Eve gittim eşim ve çocuklarım merak içindeydiler. benim suskunluğumdan, olayı anladılar. Ardından annem geldi, noldu oğlum, benden ne saklıyorsun, Güllük Limanını neden aradın? dedi. Boğazımda birşeyler düğümlenmişti, konuşamıyordum. Sabah ilk otobüsler istanbul'a gittim, gemi şirketinin  yetkilileri umutsuzdu, zira Yunanlı yetkililer ve kazadan kurtulan mürettebat, “onlar kamaralarından çıkakamıştır”   demişler. Allah'tan umut kesilmez diye günlerce çaresizlik içinde bekledik. 2 gün istanbul'da kaldım.
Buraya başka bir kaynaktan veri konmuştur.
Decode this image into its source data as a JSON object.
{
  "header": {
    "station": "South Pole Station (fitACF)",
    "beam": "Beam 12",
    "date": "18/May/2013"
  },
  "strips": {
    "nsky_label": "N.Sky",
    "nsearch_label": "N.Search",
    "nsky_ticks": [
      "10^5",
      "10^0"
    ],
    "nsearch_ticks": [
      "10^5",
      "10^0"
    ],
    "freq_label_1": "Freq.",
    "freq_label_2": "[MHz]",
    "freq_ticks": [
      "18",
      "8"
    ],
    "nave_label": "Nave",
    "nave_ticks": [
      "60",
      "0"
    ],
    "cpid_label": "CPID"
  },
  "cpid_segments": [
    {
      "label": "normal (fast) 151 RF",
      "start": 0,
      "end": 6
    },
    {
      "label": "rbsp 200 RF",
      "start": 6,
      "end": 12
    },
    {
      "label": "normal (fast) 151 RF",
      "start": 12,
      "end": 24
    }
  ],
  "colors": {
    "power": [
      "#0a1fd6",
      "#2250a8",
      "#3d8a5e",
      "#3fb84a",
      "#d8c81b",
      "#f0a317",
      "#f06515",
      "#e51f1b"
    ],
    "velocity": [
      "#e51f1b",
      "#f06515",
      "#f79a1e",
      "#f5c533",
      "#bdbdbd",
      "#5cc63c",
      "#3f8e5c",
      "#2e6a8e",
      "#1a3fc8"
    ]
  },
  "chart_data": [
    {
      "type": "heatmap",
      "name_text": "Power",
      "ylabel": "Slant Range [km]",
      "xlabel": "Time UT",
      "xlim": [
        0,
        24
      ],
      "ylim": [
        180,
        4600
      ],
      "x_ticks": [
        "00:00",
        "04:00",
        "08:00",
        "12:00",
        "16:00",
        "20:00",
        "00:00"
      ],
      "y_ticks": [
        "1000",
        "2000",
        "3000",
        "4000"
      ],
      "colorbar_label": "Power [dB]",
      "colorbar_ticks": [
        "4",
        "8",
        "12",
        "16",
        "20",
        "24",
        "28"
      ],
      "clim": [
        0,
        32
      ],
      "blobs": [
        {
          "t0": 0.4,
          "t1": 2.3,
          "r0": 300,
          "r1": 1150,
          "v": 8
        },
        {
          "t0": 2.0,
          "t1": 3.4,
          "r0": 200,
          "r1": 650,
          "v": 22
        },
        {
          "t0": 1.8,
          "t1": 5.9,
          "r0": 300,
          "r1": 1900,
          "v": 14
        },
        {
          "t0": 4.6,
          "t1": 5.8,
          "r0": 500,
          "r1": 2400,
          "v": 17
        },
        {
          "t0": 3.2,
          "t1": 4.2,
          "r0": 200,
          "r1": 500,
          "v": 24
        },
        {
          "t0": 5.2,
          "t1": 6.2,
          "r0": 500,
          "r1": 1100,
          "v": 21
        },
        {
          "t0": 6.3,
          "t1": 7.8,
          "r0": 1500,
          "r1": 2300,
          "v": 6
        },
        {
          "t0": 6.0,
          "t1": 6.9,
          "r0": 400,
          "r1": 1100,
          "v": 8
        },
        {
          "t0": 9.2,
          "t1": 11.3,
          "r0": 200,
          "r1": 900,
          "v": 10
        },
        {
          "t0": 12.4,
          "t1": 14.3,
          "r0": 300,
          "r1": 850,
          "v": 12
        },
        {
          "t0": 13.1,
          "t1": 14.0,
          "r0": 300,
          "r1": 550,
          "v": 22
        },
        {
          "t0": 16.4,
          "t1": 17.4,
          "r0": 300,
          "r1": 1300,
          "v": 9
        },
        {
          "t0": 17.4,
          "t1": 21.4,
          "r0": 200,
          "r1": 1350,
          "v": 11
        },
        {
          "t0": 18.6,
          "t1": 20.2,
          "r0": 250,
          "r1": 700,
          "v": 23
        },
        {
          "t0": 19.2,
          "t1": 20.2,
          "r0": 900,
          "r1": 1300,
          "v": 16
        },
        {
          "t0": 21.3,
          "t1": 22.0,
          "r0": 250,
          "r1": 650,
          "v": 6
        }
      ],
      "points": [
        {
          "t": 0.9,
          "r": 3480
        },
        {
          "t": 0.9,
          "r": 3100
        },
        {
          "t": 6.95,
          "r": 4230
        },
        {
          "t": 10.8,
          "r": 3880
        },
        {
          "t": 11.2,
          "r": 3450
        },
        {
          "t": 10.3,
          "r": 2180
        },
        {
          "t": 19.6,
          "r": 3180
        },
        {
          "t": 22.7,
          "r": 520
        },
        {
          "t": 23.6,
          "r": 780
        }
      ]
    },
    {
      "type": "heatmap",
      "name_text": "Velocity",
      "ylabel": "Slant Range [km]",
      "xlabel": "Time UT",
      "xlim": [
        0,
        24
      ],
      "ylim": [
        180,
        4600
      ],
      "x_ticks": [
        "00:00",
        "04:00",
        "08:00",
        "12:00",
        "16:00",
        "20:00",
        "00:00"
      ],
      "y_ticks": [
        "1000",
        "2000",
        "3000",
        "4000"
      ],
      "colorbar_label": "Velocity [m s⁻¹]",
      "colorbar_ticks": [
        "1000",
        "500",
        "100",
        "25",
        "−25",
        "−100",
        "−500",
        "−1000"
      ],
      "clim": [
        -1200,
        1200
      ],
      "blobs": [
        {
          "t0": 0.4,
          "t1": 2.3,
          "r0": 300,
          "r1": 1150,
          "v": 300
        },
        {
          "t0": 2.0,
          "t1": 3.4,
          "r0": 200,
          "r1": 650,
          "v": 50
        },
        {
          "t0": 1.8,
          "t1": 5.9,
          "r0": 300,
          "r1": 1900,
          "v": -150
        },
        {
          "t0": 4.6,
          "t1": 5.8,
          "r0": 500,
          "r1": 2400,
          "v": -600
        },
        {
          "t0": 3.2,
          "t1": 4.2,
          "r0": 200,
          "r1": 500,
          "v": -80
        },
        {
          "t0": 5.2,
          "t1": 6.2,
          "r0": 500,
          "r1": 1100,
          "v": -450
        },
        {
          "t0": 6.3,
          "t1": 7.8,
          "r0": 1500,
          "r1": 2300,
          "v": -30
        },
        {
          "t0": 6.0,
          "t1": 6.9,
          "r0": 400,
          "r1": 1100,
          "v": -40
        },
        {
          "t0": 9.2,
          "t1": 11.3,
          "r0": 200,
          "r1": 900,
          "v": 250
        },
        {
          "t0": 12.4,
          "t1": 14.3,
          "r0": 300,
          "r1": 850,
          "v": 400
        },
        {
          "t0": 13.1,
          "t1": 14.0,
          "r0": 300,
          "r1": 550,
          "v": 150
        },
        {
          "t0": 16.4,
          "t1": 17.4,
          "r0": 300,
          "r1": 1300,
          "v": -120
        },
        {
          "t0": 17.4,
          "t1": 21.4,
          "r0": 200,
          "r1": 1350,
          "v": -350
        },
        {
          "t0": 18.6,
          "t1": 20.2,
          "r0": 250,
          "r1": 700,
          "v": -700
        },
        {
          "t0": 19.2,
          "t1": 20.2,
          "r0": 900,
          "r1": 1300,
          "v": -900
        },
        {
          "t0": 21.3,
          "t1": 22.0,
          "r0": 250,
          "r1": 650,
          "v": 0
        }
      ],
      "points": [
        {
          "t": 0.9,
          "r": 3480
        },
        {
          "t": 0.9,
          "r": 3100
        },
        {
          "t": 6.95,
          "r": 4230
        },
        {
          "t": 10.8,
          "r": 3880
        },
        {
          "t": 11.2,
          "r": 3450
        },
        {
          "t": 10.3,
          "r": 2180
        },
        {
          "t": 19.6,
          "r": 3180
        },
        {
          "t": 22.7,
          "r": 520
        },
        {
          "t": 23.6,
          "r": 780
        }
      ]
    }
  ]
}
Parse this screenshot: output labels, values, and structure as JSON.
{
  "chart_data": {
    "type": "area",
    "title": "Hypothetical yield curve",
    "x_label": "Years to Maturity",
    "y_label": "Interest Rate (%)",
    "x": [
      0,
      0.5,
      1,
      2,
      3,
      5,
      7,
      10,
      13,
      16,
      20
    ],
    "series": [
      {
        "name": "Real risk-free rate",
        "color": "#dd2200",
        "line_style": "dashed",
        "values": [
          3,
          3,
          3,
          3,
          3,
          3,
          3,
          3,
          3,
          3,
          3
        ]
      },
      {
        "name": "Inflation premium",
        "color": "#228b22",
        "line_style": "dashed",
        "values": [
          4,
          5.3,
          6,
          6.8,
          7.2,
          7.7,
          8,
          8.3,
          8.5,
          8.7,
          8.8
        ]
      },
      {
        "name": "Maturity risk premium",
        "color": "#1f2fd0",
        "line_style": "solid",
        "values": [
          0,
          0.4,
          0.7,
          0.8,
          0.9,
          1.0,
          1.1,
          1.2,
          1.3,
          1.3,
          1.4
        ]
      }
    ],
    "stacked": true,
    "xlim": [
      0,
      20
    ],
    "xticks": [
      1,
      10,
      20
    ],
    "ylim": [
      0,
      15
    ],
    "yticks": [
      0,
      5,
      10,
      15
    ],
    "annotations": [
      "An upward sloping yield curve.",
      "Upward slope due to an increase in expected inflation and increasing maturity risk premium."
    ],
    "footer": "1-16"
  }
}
Kazadan kurtulanlar geldiler, Onlarsan birisi "ben güvertedeydim, gemiden atlayacak zaman bile bulamadım, koca gemi ayaklarımın altında kayboldu, batması saniyeler sürdü, imkanı yok, onlar kamaralarından çıkamamışlardır, başınız sağolsun" deyince, yüreğimden birşeyler koptu.
 
İzmir'e döndüm, annem hala, "Allah'tan umut kesilmez, bulunacaklardır inşallah" diyordu, günlerce haberleri pür dikkat izledik, artık yavaş yavaş haberlerde de konu kapanmaya başlamıştı. Sonunda anneme, "umut yok anne, İstanbuldan böyle söylediler, kurtulmaları imkansızmış, başımız sağolsun" dedim.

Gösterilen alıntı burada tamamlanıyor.